The FAS update stated that, “Consequently, this slowing demand, coupled with large crops and stock building has led to soybean prices running 10 percent below even a few years ago. Given the potential for slow demand growth in China, rising soybean production in Brazil, and extensive stocks primarily in the United States, the prospect for soybean prices again approaching $10/bu ($370/ton) is greatly diminished.”
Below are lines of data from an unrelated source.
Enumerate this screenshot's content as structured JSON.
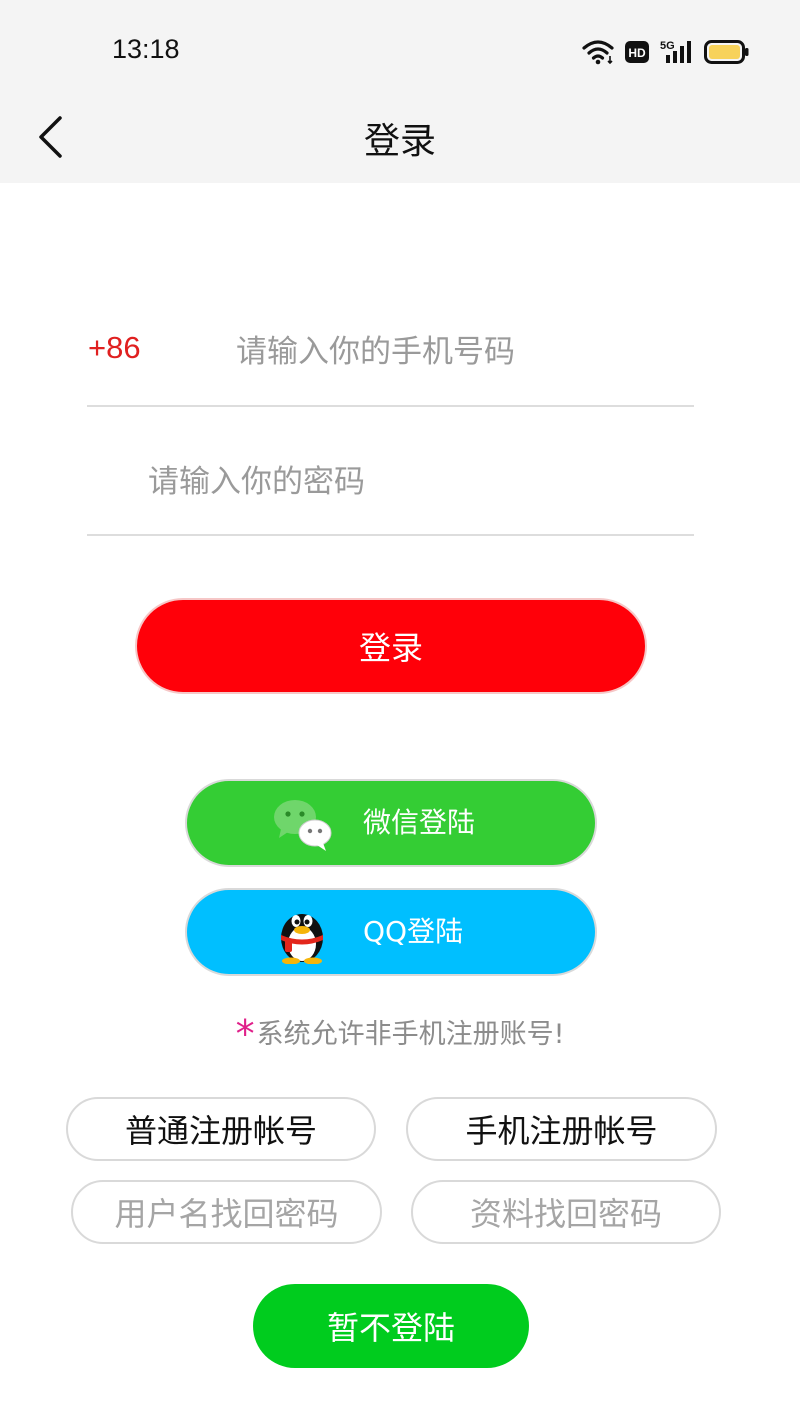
{
  "status_bar": {
    "time": "13:18",
    "hd_label": "HD",
    "network_label": "5G",
    "icons": [
      "wifi-icon",
      "hd-icon",
      "signal-5g-icon",
      "battery-icon"
    ],
    "battery_color": "#f7d25a"
  },
  "nav": {
    "title": "登录",
    "back_icon": "chevron-left-icon"
  },
  "form": {
    "phone_prefix": "+86",
    "phone_placeholder": "请输入你的手机号码",
    "phone_value": "",
    "password_placeholder": "请输入你的密码",
    "password_value": "",
    "login_label": "登录"
  },
  "social": {
    "wechat_label": "微信登陆",
    "qq_label": "QQ登陆"
  },
  "notice": {
    "star": "*",
    "text": "系统允许非手机注册账号!"
  },
  "links": {
    "normal_register": "普通注册帐号",
    "phone_register": "手机注册帐号",
    "username_recover": "用户名找回密码",
    "profile_recover": "资料找回密码"
  },
  "skip_label": "暂不登陆",
  "colors": {
    "login_button": "#ff0009",
    "wechat_button": "#34cd34",
    "qq_button": "#00bfff",
    "skip_button": "#00cc1e",
    "prefix_text": "#e02020",
    "notice_star": "#e0208a"
  }
}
In addition, Bloomberg writers Isis Almeida, Mike Dorning, and Mario Parker reported on Tuesday that, “American farmers already stung by President Donald Trump’s trade wars now face billions of dollars in potential losses as controversial data from the U.S. government snuffs out a rally in corn.
“The Agriculture Department on Monday said farmers planted a bigger corn area than analysts estimated and pegged crop yields that also exceeded expectations, sparking the biggest rout in futures since 2013. That was a blow to growers who were holding back supplies, hoping a rally that started in May due to delayed sowing would extend through the fall.”
The Bloomberg article added that, “The decline represents a potential loss of almost $3.5 billion for U.S. farmers, according to the American Farm Bureau, and is another setback for them after prices fell following the USDA’s previous acreage report, which was widely criticized for containing outdated data.”